COMM 2450 - Communication and Technology

Undergraduate Lecture Class, Cornell University, Communication and Information Science, 2023

This large lecture course sets out to create intellectual pathways for students interested in technology and society questions by supporting them to carry out a scavenger hunt in the world and in their lived experience. As they encounter examples and challenging questions about Communication & Technology, we will support students to learn about scholarly concepts that can help them understand, reason, and take action as designers, researchers, and citizens.

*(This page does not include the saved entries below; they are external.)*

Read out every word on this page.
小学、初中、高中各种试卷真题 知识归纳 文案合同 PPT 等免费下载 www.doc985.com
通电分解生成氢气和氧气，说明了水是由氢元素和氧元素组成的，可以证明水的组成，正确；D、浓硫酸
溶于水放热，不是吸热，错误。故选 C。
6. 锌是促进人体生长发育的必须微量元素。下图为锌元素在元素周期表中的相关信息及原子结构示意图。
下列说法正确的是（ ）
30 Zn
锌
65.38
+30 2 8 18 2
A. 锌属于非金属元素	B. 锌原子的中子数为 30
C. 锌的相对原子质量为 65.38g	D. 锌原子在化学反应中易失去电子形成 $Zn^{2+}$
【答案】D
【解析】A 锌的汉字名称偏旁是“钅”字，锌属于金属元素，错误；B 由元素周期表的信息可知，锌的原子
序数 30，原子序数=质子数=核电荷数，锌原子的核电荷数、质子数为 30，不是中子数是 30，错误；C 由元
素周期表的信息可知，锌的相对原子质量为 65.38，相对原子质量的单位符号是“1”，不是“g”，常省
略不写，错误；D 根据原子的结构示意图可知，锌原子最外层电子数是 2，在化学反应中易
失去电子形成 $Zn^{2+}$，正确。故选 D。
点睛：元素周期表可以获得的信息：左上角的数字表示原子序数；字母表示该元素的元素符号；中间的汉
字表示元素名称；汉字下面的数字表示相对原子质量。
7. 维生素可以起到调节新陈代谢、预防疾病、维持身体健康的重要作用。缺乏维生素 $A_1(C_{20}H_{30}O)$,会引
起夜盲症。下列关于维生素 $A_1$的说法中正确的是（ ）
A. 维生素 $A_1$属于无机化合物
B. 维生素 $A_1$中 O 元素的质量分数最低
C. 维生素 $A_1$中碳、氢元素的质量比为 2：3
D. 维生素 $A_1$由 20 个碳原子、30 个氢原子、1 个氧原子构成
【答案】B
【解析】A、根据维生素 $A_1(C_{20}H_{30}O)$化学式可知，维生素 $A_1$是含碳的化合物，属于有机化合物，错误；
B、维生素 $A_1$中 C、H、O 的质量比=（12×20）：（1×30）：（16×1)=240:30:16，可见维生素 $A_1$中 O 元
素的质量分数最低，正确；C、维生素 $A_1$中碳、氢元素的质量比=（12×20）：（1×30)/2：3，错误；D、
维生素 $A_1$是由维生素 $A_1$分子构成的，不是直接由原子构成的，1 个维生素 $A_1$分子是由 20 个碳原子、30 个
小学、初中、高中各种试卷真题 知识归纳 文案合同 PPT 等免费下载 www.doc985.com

Governing Human-Algorithm Behavior

Grad/Undergrad Project Class, Cornell University, Communication and Information Science, 2022

Algorithms that monitor and influence human behavior are everywhere—directing the behavior of law enforcement, managing the world’s financial systems, shaping our cultures, and flipping a coin on the success or failure of movements for change. Since human-algorithm feedback is already a basic pattern in society, we urgently need ways to assess the impact of attempts to steer that feedback toward justice.

Designing Field Experiments at Scale (Seminar)

Undergraduate Class, Princeton University, Sociology, 2019

Online platforms, which monitor and intervene in the lives of billions of people, routinely host thousands of experiments to evaluate policies, test products, and contribute to theory in the social sciences. These experiments are also powerful tools to monitor injustice and govern human and algorithm behavior. How can we do field experiments at scale, reliably, and ethically?

Unpacking Impact

Undergraduate and Graduate Class, MIT Media Lab, 2015

Creating impact is a hallmark goal of many projects and collaborations with the Media Lab. What does this impact look like to you? What are its boundaries, contexts, and possible unintended consequences? How can students learn to design with this awareness?